In the past, I previously wrote about how organisations can scale both vertically and horizontally in the event of unexpected success. In short: during periods of high demand. Especially when that demand is sustained.
Yet it appears that the sale of the Nederland Dal Vrij subscription brought the Dutch Railways web shop to its knees. But how could that happen? It may have something to do with a so-called single point of failure, and from an IT perspective, that's interesting to examine a bit more closely.
A closer look at the basics
If we trace the history, we see that the domain name ns.nl was registered by NS as early as 1991 through Argeweb. As of 2026, this domain points to nameservers operated by Akamai. These are the nameservers of Akamai Technologies Inc. Akamai is generally considered one of the largest enterprise CDNs in the world.
That's not the kind of company that stops working when 10,000 or 20,000 visitors show up. Akamai serves a large portion of the world's biggest websites and companies, operates a global network of servers, and processes enormous amounts of internet traffic every day. A traffic spike of several tens of thousands of visitors is, by itself, not something a company like Akamai would struggle with.
Based on the publicly available source code, the NS webshop appears to run on a custom frontend platform called “Nessie”, combined with a Java/Spring backend and Thymeleaf templates. A large part of the static components, such as stylesheets, scripts, and fonts, are delivered via Akamai’s global CDN. This does not suggest that the web layer itself was the limiting factor, but rather that the cause should be sought in a back-end administrative system.
So what happened?
Akamai is a CDN, or content delivery network. It stores images, videos, and other static components of a website. Through intelligent routing, it delivers this content to visitors in an efficient and robust manner. In the case of the NS website, it's also fair to assume that a large portion of the traffic originates from the Netherlands and is therefore largely handled by Dutch or nearby Akamai servers.
But a web shop that sells subscriptions is more than just a collection of static files. There's also an administrative layer behind it. For every subscription sold, the system has to ensure that the subscription is activated on the buyer's OV-chipkaart number and/or OVpay account. In my view, that's most likely where the bottleneck was that brought everything down: the weakest link, so to speak.
Let's assume that selling a Nederland Dal Vrij subscription requires an API call to a system operated by Trans Link Systems (TLS) in order to link the subscription to a traveller. That creates a single administrative system that has to perform a piece of work for every sale. If such an API system isn't designed to handle several tens of thousands of actions in a short period of time, everything can grind to a halt.
I should emphasise that this is merely a technical hypothesis. I don't know how the systems of NS and TLS are actually structured. However, in practice, you often see these kinds of dependencies becoming problematic during sudden traffic spikes.

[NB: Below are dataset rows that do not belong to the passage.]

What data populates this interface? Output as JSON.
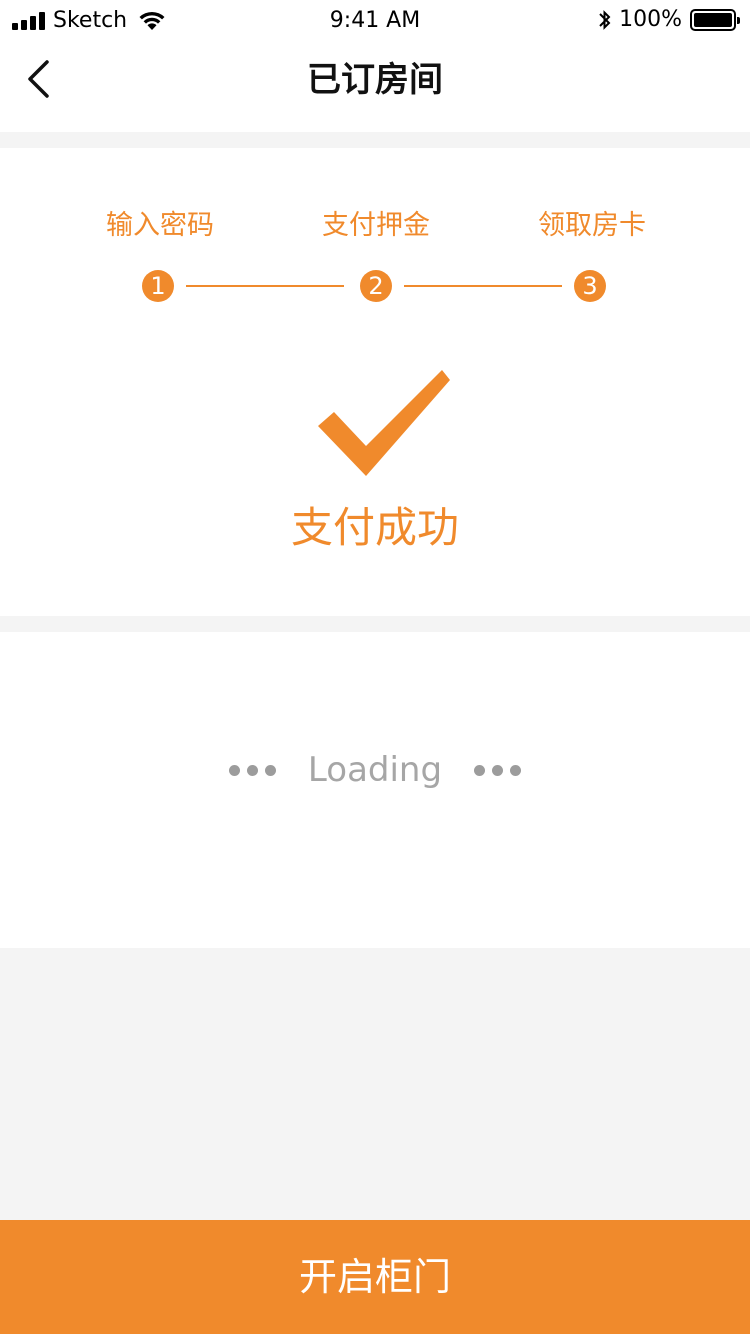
{
  "status_bar": {
    "carrier": "Sketch",
    "time": "9:41 AM",
    "battery": "100%"
  },
  "nav": {
    "title": "已订房间",
    "back_icon": "chevron-left-icon"
  },
  "steps": [
    {
      "label": "输入密码",
      "number": "1"
    },
    {
      "label": "支付押金",
      "number": "2"
    },
    {
      "label": "领取房卡",
      "number": "3"
    }
  ],
  "result": {
    "icon": "checkmark-icon",
    "text": "支付成功"
  },
  "loading": {
    "text": "Loading"
  },
  "action": {
    "label": "开启柜门"
  },
  "colors": {
    "accent": "#f08a2c",
    "background": "#f4f4f4",
    "loading_gray": "#a6a6a6"
  }
}
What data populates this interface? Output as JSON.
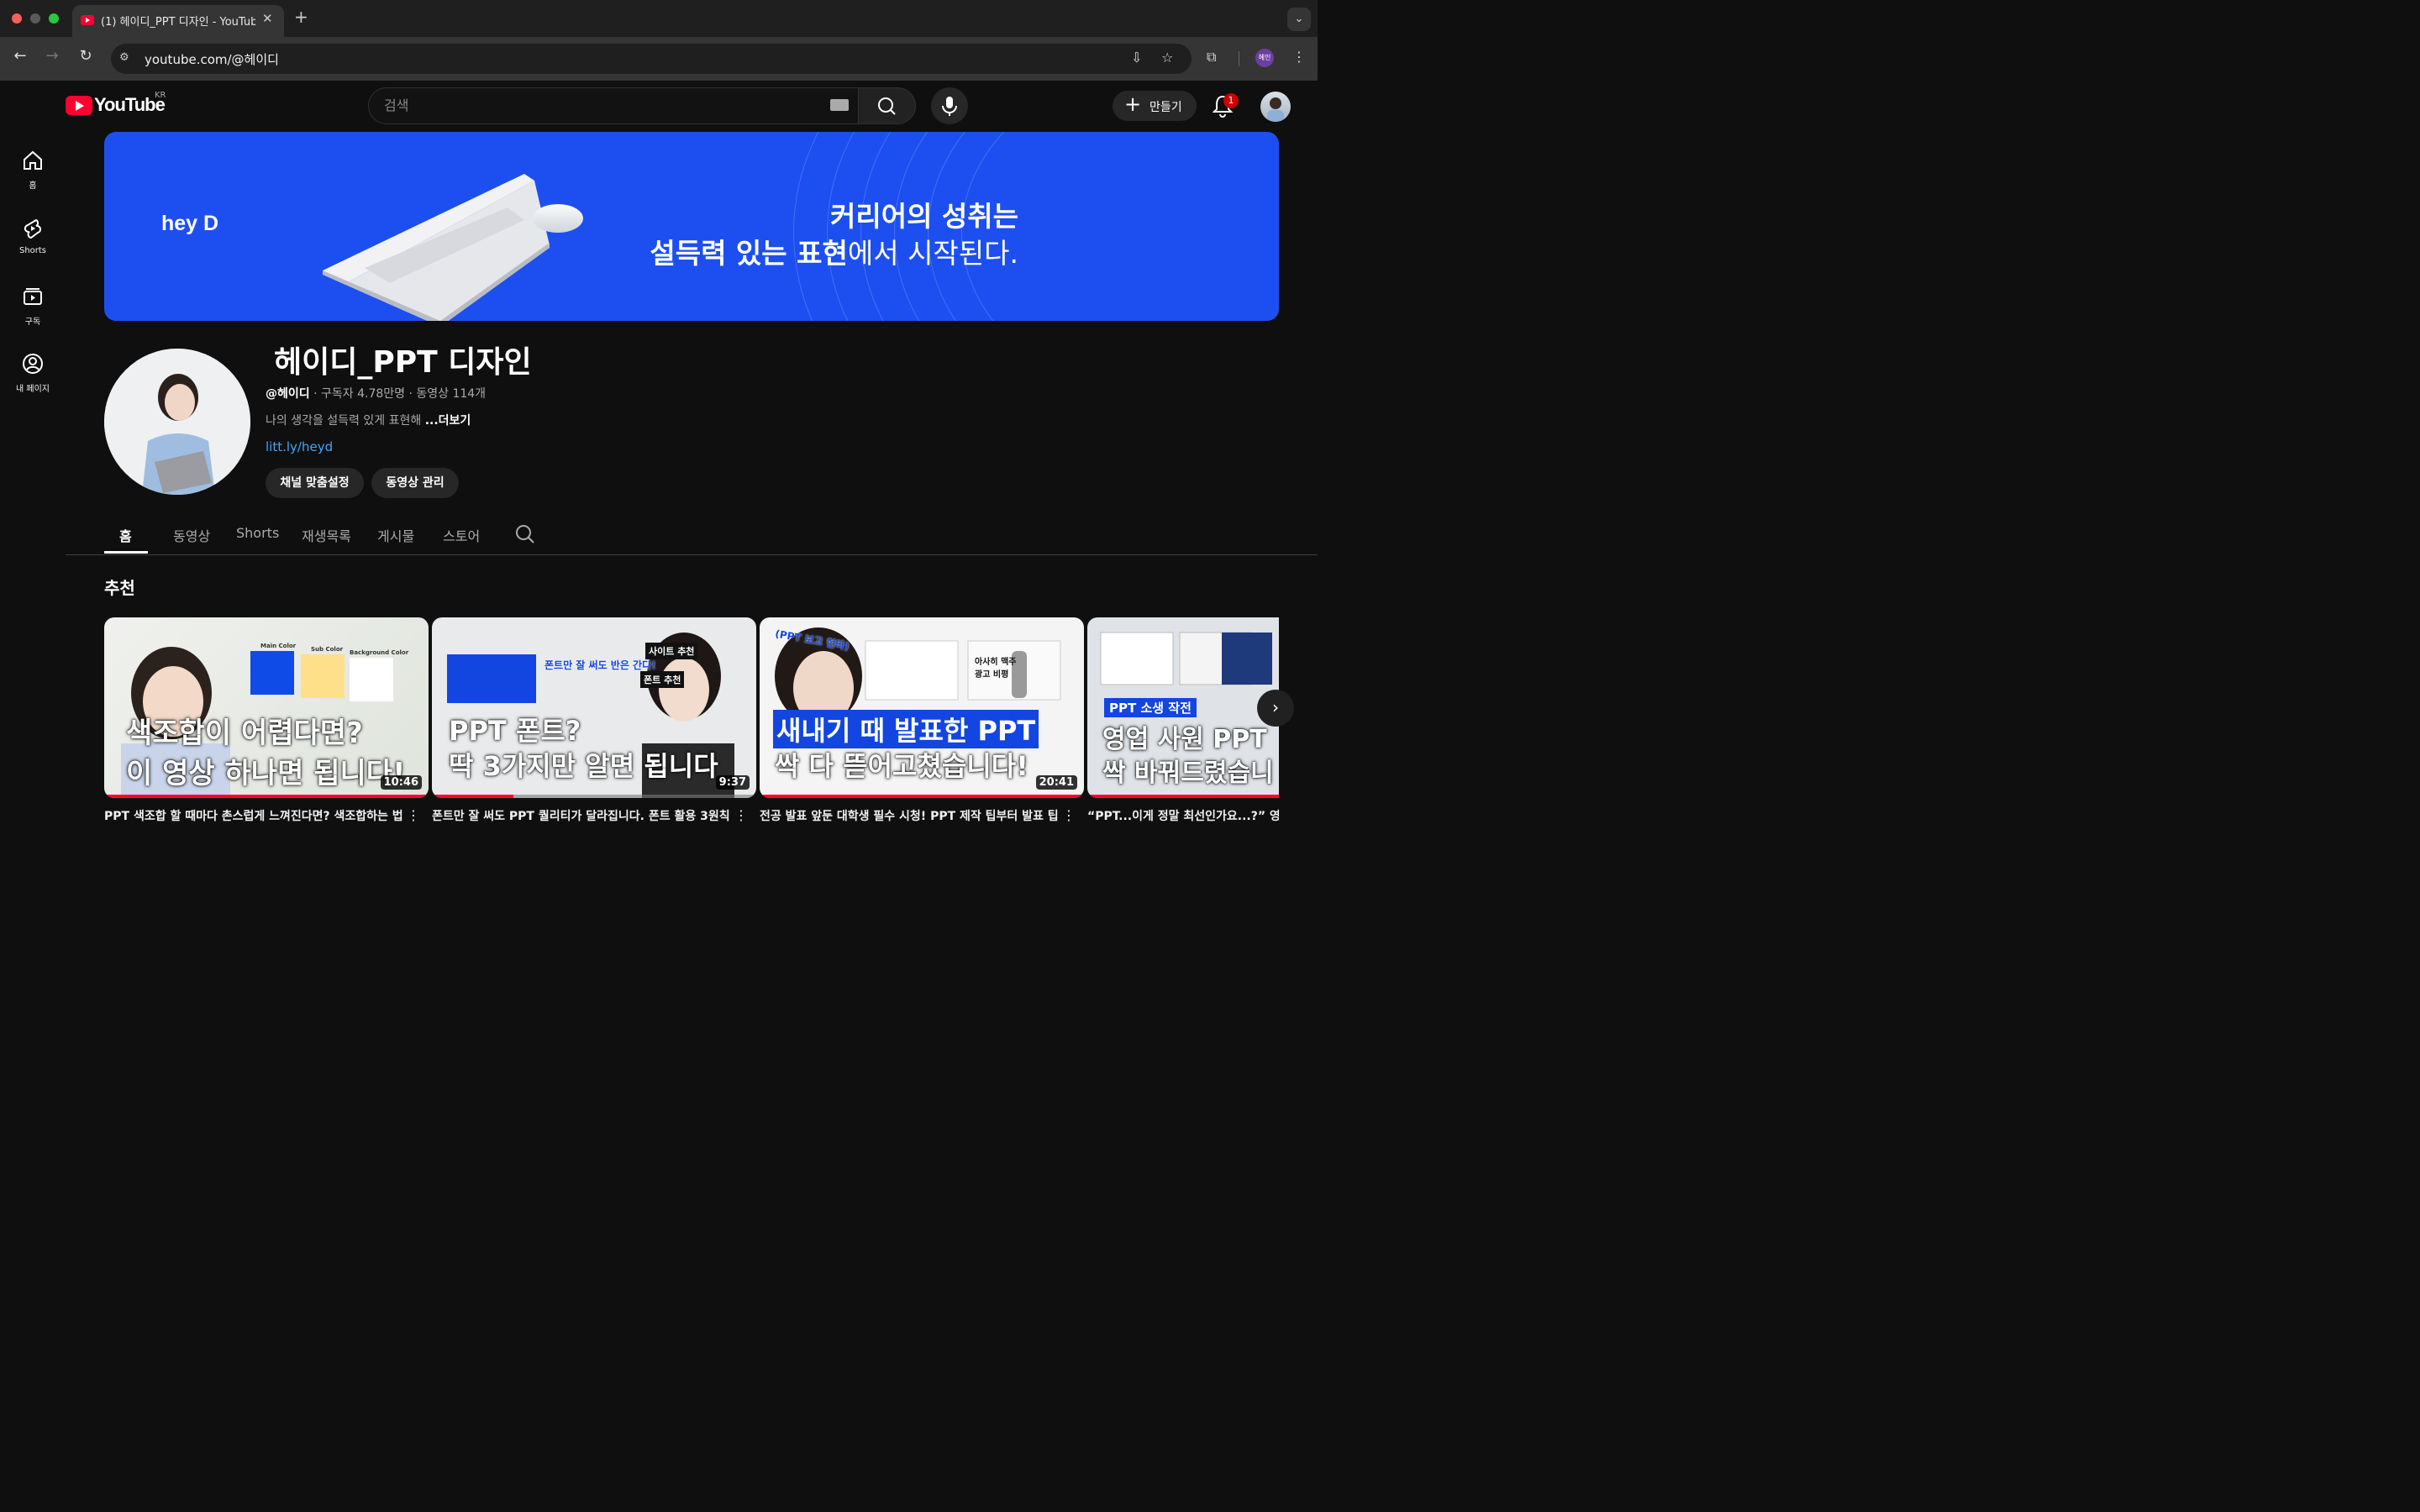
{
  "browser": {
    "tab_title": "(1) 헤이디_PPT 디자인 - YouTube",
    "url": "youtube.com/@헤이디",
    "profile_label": "혜인"
  },
  "header": {
    "logo_text": "YouTube",
    "region": "KR",
    "search_placeholder": "검색",
    "create_label": "만들기",
    "notification_count": "1"
  },
  "sidebar": {
    "items": [
      {
        "label": "홈",
        "icon": "home-icon"
      },
      {
        "label": "Shorts",
        "icon": "shorts-icon"
      },
      {
        "label": "구독",
        "icon": "subscriptions-icon"
      },
      {
        "label": "내 페이지",
        "icon": "you-icon"
      }
    ]
  },
  "banner": {
    "logo": "hey D",
    "line1": "커리어의 성취는",
    "line2_bold": "설득력 있는 표현",
    "line2_rest": "에서 시작된다."
  },
  "channel": {
    "name": "헤이디_PPT 디자인",
    "handle": "@헤이디",
    "meta": " · 구독자 4.78만명 · 동영상 114개",
    "description": "나의 생각을 설득력 있게 표현해 ",
    "more": "...더보기",
    "link": "litt.ly/heyd",
    "customize_button": "채널 맞춤설정",
    "manage_button": "동영상 관리"
  },
  "tabs": [
    "홈",
    "동영상",
    "Shorts",
    "재생목록",
    "게시물",
    "스토어"
  ],
  "section_title": "추천",
  "videos": [
    {
      "title": "PPT 색조합 할 때마다 촌스럽게 느껴진다면? 색조합하는 법",
      "duration": "10:46",
      "progress": 1.0,
      "thumb_line1": "색조합이 어렵다면?",
      "thumb_line2": "이 영상 하나면 됩니다!",
      "thumb_labels": [
        "Main Color",
        "Sub Color",
        "Background Color"
      ]
    },
    {
      "title": "폰트만 잘 써도 PPT 퀄리티가 달라집니다. 폰트 활용 3원칙",
      "duration": "9:37",
      "progress": 0.25,
      "thumb_line1": "PPT 폰트?",
      "thumb_line2": "딱 3가지만 알면 됩니다",
      "thumb_tags": [
        "폰트만 잘 써도 반은 간다!",
        "사이트 추천",
        "폰트 추천"
      ]
    },
    {
      "title": "전공 발표 앞둔 대학생 필수 시청! PPT 제작 팁부터 발표 팁",
      "duration": "20:41",
      "progress": 1.0,
      "thumb_line1": "새내기 때 발표한 PPT",
      "thumb_line2": "싹 다 뜯어고쳤습니다!",
      "thumb_tags": [
        "(PPT 보고 현타)",
        "아사히 맥주 광고 비평"
      ]
    },
    {
      "title": "“PPT...이게 정말 최선인가요...?” 영업",
      "duration": "",
      "progress": 1.0,
      "thumb_line1": "영업 사원 PPT",
      "thumb_line2": "싹 바꿔드렸습니",
      "thumb_tags": [
        "PPT 소생 작전"
      ]
    }
  ],
  "colors": {
    "background": "#0f0f0f",
    "banner_blue": "#1d4ff0",
    "accent_red": "#ff0033",
    "link_blue": "#3ea6ff"
  }
}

How can you prevent something like this?
Problems like these are not new. Companies that sell concert tickets regularly run into the same issue. Traffic on their website is usually only a fraction of what suddenly appears the moment ticket sales open for a popular concert. It's entirely possible for 50,000 visitors to try to buy a ticket within the space of an hour.
On the other hand, as NS or a ticket seller, you can't keep the most powerful and expensive infrastructure on standby every single day. That would create unnecessary costs. Ideally, you only want additional capacity during peak moments. Those moments can often be anticipated and, with modern technology, can even be detected automatically, allowing systems to scale up automatically as well.
But again: in this case, the problem does not appear to have been the website or web shop itself. Most likely, the limitation was in an underlying administrative API. And that's exactly where the scaling should have taken place.
Postpone and distribute
There is, however, a third option: postponement. When a subscription was purchased, the NS infrastructure could simply have recorded which traveller bought the subscription and stored that information in its own database. A background process, for example using batches (a queue), could then have ensured that only a limited number of requests per hour were sent to the TLS API. That way, the API itself wouldn't need to scale immediately and the load would be spread out over a longer period of time.
The only downside is that these subscriptions were not only sold from 15 June onwards, but could also be used immediately from 15 June. Ideally, sales would have started earlier, allowing sufficient time for this administrative processing to be completed gradually. With delayed processing, there is always the possibility that some of the more than 31,000 subscriptions sold would only have become active later that day.